I followed the examples (the following codes) of warp divergence on the textbook "Professional CUDA C Programming".
__global__ void math_kernel1(float *c) {
int tid = blockIdx.x * blockDim.x + threadIdx.x;
float a, b;
a = b = 0.f;
if (tid % 2 == 0) {
a = 100.0f;
} else {
b = 200.0f;
}
c[tid] = a + b;
}
__global__ void math_kernel2(float *c) {
int tid = blockIdx.x * blockDim.x + threadIdx.x;
float a, b;
a = b = 0.f;
if ((tid / warpSize) % 2 == 0) {
a = 100.0f;
} else {
b = 200.0f;
}
c[tid] = a + b;
}
__global__ void math_kernel3(float *c) {
int tid = blockIdx.x * blockDim.x + threadIdx.x;
float a, b;
bool ipred = (tid % 2 == 0);
a = b = 0.f;
if (ipred) {
a = 100.0f;
}
if (!ipred) {
b = 200.0f;
}
c[tid] = a + b;
}
Obviously (and written on the textbook), the math_kernel2
should have best branch efficiency, math_kernel1
follows and math_kernel3
has the worst result.

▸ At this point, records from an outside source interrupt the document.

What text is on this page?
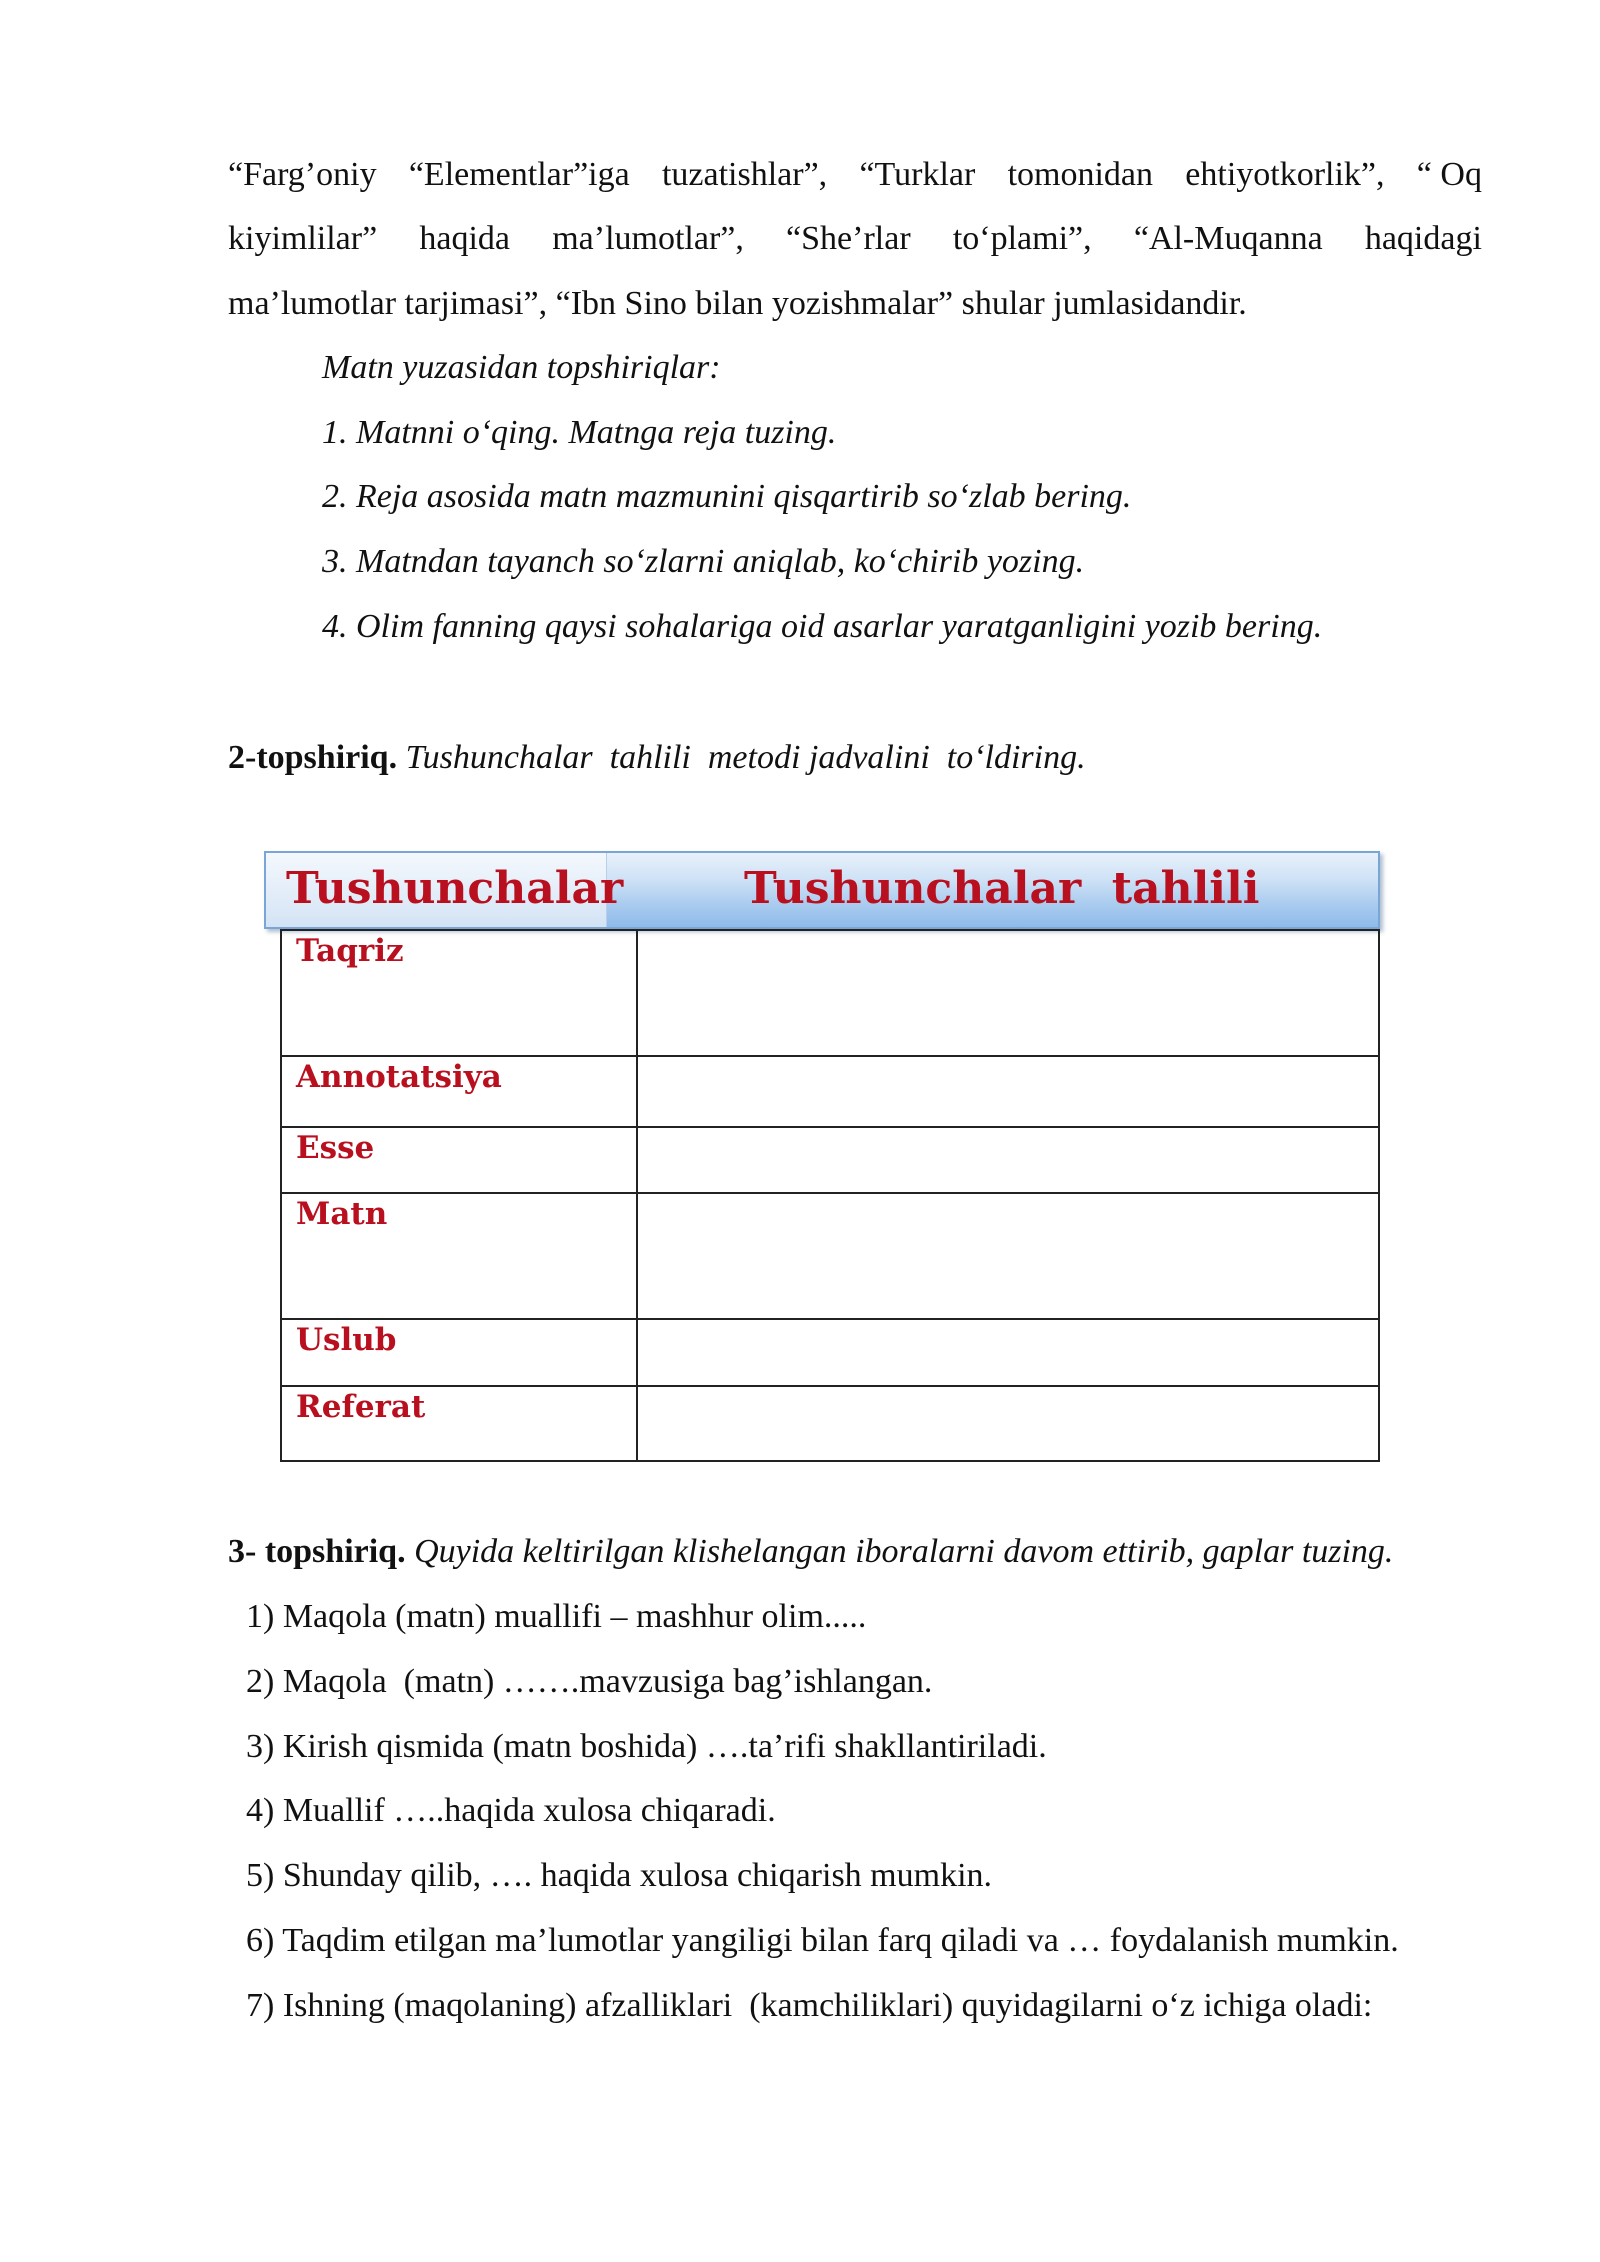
“Farg’oniy “Elementlar”iga tuzatishlar”, “Turklar tomonidan ehtiyotkorlik”, “ Oq
kiyimlilar” haqida ma’lumotlar”, “She’rlar to‘plami”, “Al-Muqanna haqidagi
ma’lumotlar tarjimasi”, “Ibn Sino bilan yozishmalar” shular jumlasidandir.
Matn yuzasidan topshiriqlar:
1. Matnni o‘qing. Matnga reja tuzing.
2. Reja asosida matn mazmunini qisqartirib so‘zlab bering.
3. Matndan tayanch so‘zlarni aniqlab, ko‘chirib yozing.
4. Olim fanning qaysi sohalariga oid asarlar yaratganligini yozib bering.
2-topshiriq. Tushunchalar  tahlili  metodi jadvalini  to‘ldiring.
Tushunchalar	Tushunchalar  tahlili
Taqriz	
Annotatsiya	
Esse	
Matn	
Uslub	
Referat	
3- topshiriq. Quyida keltirilgan klishelangan iboralarni davom ettirib, gaplar tuzing.
1) Maqola (matn) muallifi – mashhur olim.....
2) Maqola  (matn) …….mavzusiga bag’ishlangan.
3) Kirish qismida (matn boshida) ….ta’rifi shakllantiriladi.
4) Muallif …..haqida xulosa chiqaradi.
5) Shunday qilib, …. haqida xulosa chiqarish mumkin.
6) Taqdim etilgan ma’lumotlar yangiligi bilan farq qiladi va … foydalanish mumkin.
7) Ishning (maqolaning) afzalliklari  (kamchiliklari) quyidagilarni o‘z ichiga oladi:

However, the nvprof
report gives me results that are contradictory to the textbook. I benchmarked these kernels on GTX 1080 Ti with CUDA 8.0 (I also added the compiler flags -g -G
to nvcc
to disable optimizations) and it reports the following branch efficiency:
- math_kernel1 83.33%
- math_kernel2 100.00%
- math_kernel3 100.00% (expected to be less than math_kernel1 and it is 71.43% on the textbook)